Friday, October 14, 2011

Classes, Colds, and Complaints


October 12, 2011
I’ve just finished my second full week of university classes and am living in a university apartment with three lovely Italian girls, one with whom I share a double. We have no living room, just two bedrooms/bathrooms with an adjoining kitchen, so visitors beware: bring your own sleeping bag or portable air-mattress if you plan on coming here.

My classes are interesting…I think…I’m not quite sure because I only understand about 30% of what the professor says in one of them and about 60% in the other. I’m taking history of contemporary philosophy, which, as you might assume, is the class in which I only understand 30%. All the lectures are on concepts and theories, which can be difficult in English, so just imagine how much info goes zooming over my head in Italian. My other class, contemporary Italian literature, is slightly easier. My professor gets very excited about the novels we’re reading and is a small, slightly chubby, old lady so it’s a little like listening to an Italian grandmother tell a story. I’m very excited about this class because the novels that we’ve been assigned sound really interesting and I can read four of them in English (hurrah for reasonable professors!).

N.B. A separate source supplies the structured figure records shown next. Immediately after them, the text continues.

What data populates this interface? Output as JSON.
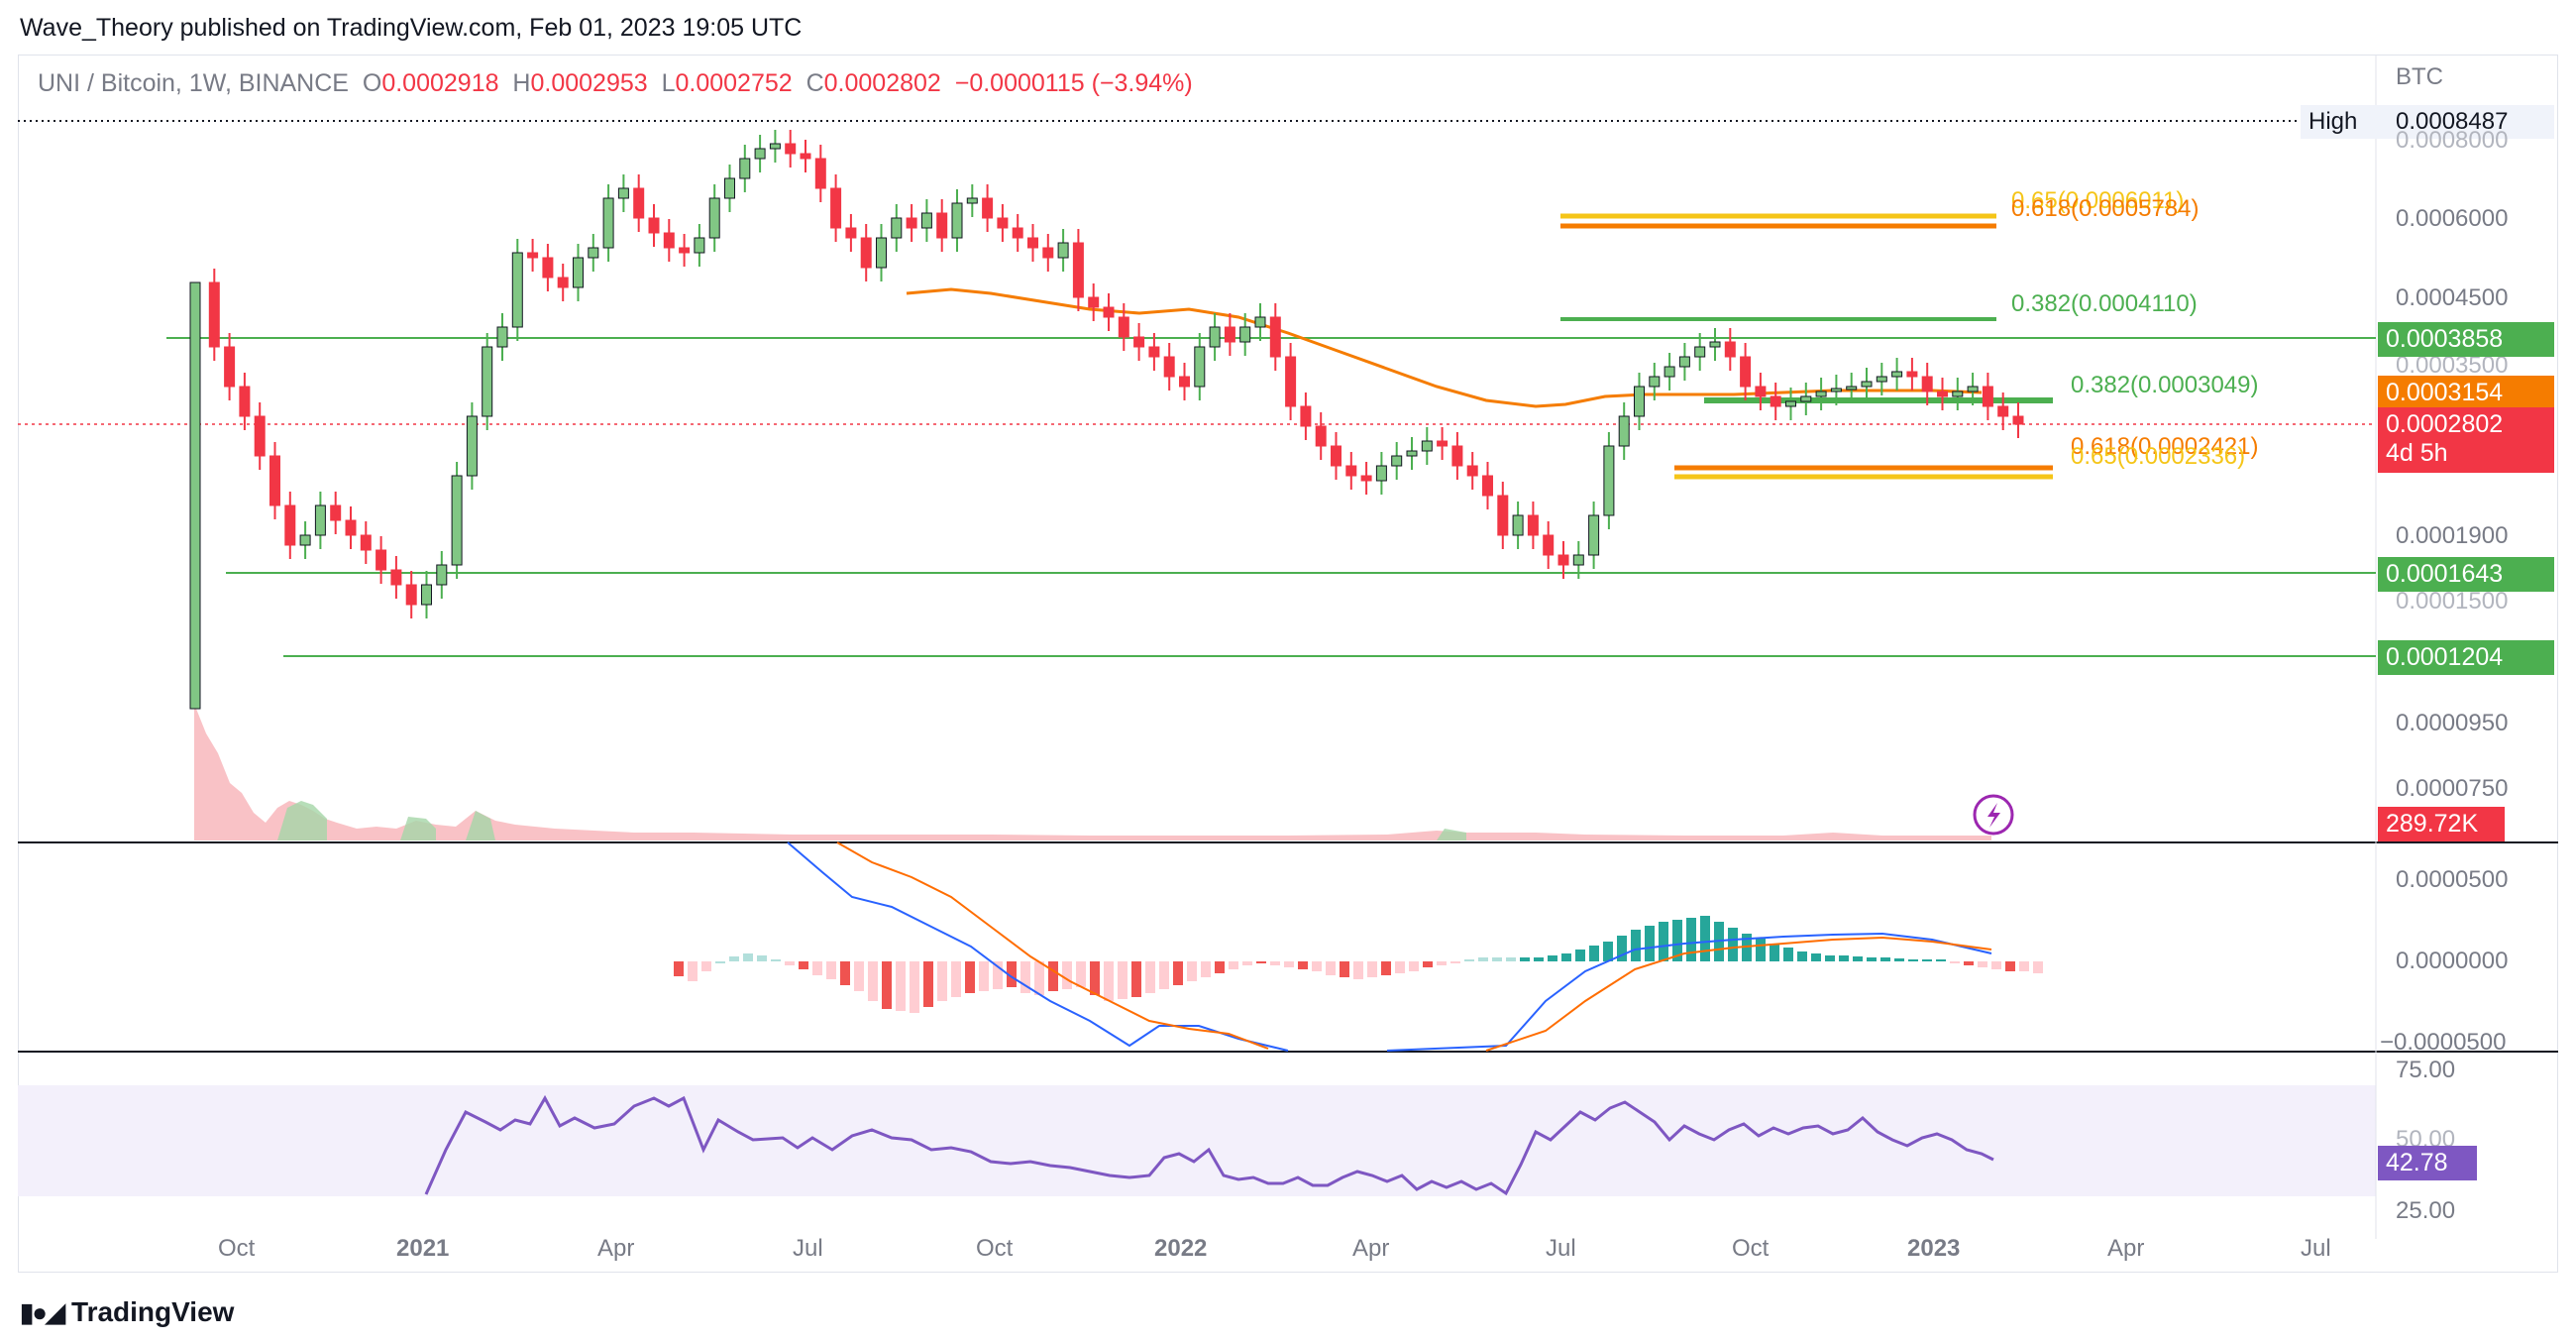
{
  "publisher_line": "Wave_Theory published on TradingView.com, Feb 01, 2023 19:05 UTC",
  "legend": {
    "symbol": "UNI / Bitcoin, 1W, BINANCE",
    "o_label": "O",
    "o": "0.0002918",
    "h_label": "H",
    "h": "0.0002953",
    "l_label": "L",
    "l": "0.0002752",
    "c_label": "C",
    "c": "0.0002802",
    "change": "−0.0000115 (−3.94%)"
  },
  "currency": "BTC",
  "high_tag": {
    "label": "High",
    "value": "0.0008487"
  },
  "price_axis_labels": [
    "0.0008000",
    "0.0006000",
    "0.0004500",
    "0.0003500",
    "0.0001900",
    "0.0001500",
    "0.0000950",
    "0.0000750"
  ],
  "price_tags": [
    {
      "name": "resistance-level-tag",
      "value": "0.0003858",
      "color": "#4caf50"
    },
    {
      "name": "ema-tag",
      "value": "0.0003154",
      "color": "#f57c00"
    },
    {
      "name": "last-price-tag",
      "value": "0.0002802",
      "sub": "4d 5h",
      "color": "#f23645"
    },
    {
      "name": "support-level-1-tag",
      "value": "0.0001643",
      "color": "#4caf50"
    },
    {
      "name": "support-level-2-tag",
      "value": "0.0001204",
      "color": "#4caf50"
    }
  ],
  "volume_tag": "289.72K",
  "fib_labels": {
    "top_065": "0.65(0.0006011)",
    "top_0618": "0.618(0.0005784)",
    "upper_0382": "0.382(0.0004110)",
    "mid_0382": "0.382(0.0003049)",
    "low_0618": "0.618(0.0002421)",
    "low_065": "0.65(0.0002336)"
  },
  "macd_axis": [
    "0.0000500",
    "0.0000000",
    "−0.0000500"
  ],
  "rsi_axis": [
    "75.00",
    "50.00",
    "25.00"
  ],
  "rsi_tag": "42.78",
  "time_axis": [
    "Oct",
    "2021",
    "Apr",
    "Jul",
    "Oct",
    "2022",
    "Apr",
    "Jul",
    "Oct",
    "2023",
    "Apr",
    "Jul"
  ],
  "footer_logo": "TradingView",
  "colors": {
    "up": "#4caf50",
    "down": "#f23645",
    "ema": "#f57c00",
    "fib": "#f5c518",
    "macd": "#2962ff",
    "signal": "#ff6d00",
    "rsi": "#7e57c2"
  }
}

But, alas, Italy always throws obstacles at me the second I start to feel comfortable. I have yet to find any of my courses’ books (because why would Italian bookstores sell Italian novels in English?), the weather took a sudden turn so all of the sudden it’s cold out, and because of this sudden temp change I’ve come down with a pretty bad cold. Meh. Now I have to go to the pharmacy. I’ll tell you about it when I get back. OH! And the internet just went out so I have no idea when I’ll be able to post this.

Alright, I’m back. So the pharmacy run was surprisingly easy, I don’t know why I thought it wouldn’t be. I knew the key words to explain my cold to the pharmacist: raffredore (cold), congestionata (congested), and le tosse (coughs). Armed with the correct vocabulary and very obvious symptoms I conveyed my illness, received my medication and its instructions, and paid in all of three minutes. 

Prompt service? In Italy? Unheard of. Except, apparently, at the pharmacy.